Berk emailed Kaplan each year for the next eight years, asking for permission to renew the option, until he finally raised enough funding in 2014, said Kaplan.
In Kaplan’s novel, washed-up Israeli spy Ari Ben Sion takes on the mission of heading to Syria to save the children of a Jewish family, while posing as an ex-Nazi officer. His handlers at the Mossad have other plans for him that become clear during his time in Damascus, and it’s those twists and turns that made the novel popular, said Kaplan.
The $5 million movie, which was filmed in Israel and Morocco — “it’s cheaper there,” said Kaplan — had several cast changes before last winter’s seven-week filming got underway.

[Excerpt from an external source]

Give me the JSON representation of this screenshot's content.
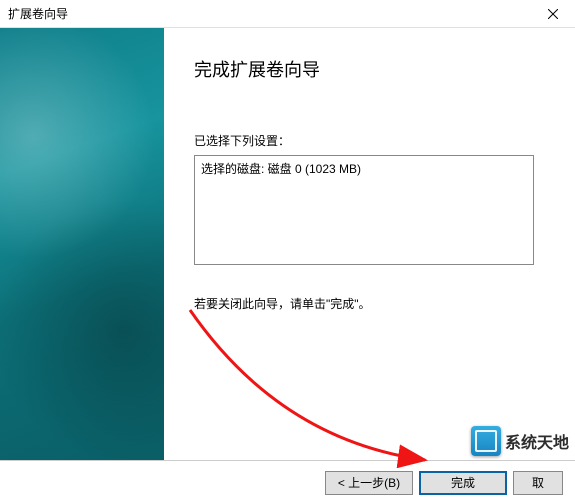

The first set of cast members included actors James D’arcy and Abigail Spencer, but changes in D’arcy’s own career ended up forcing him to leave the film. Berk also opted for several European Union actors, who are often less expensive to hire than American actors for tax reasons.
The casting agent was given a list of eleven European Union actors who were available to start working in three weeks time for the seven-week shoot, and out of the eleven actors, Rhys Meyers was the only name the agent recognized, “so she chose him,” said Kaplan.
In October, Rhys Meyers sliced a tendon in his hand, and filming was delayed again until February. By that point, Spencer took another offer, and they replaced her with Olivia Thirlby (“Juno, “Dredd”), who, said Kaplan, played the role a little “sexier.” Rhys-Meyers, he said, “really inhabited the film.”
Kaplan with Jonathan Rhys Meyers and Olivia Thrilby on the Morocco set (photo by Howard Kaplan)
Hurt, who has a home in Morocco, offered them five days of filming, from a Sunday through Friday, so he could make the 5 p.m. train in order to spend the weekend in his home. Avni showed up several times, as he lived “nearby” in Israel, and could easily hop over whenever he was needed for filming.
Rhys Meyers, or “Johnny,” as Kaplan said he likes to be called, once lived in Morocco as well, and was more available to spend time with the crew, said Kaplan, who shared dinner with him at the end of filming.
The film, which depicts Syria at a far different period than the current civil war, is now set in 1989, following the fall of the Berlin Wall.
We're glad that this film finally made it from the pages of a novel in 1979 to the big screen in 2016 and everything worked out well in the end.
James gave up Damascus Cover to be Jarvis in Agent Carter, who is not quite a spy, so we hope James may find another exciting thriller such as this in the future, maybe without having to shave his head again, hopefully.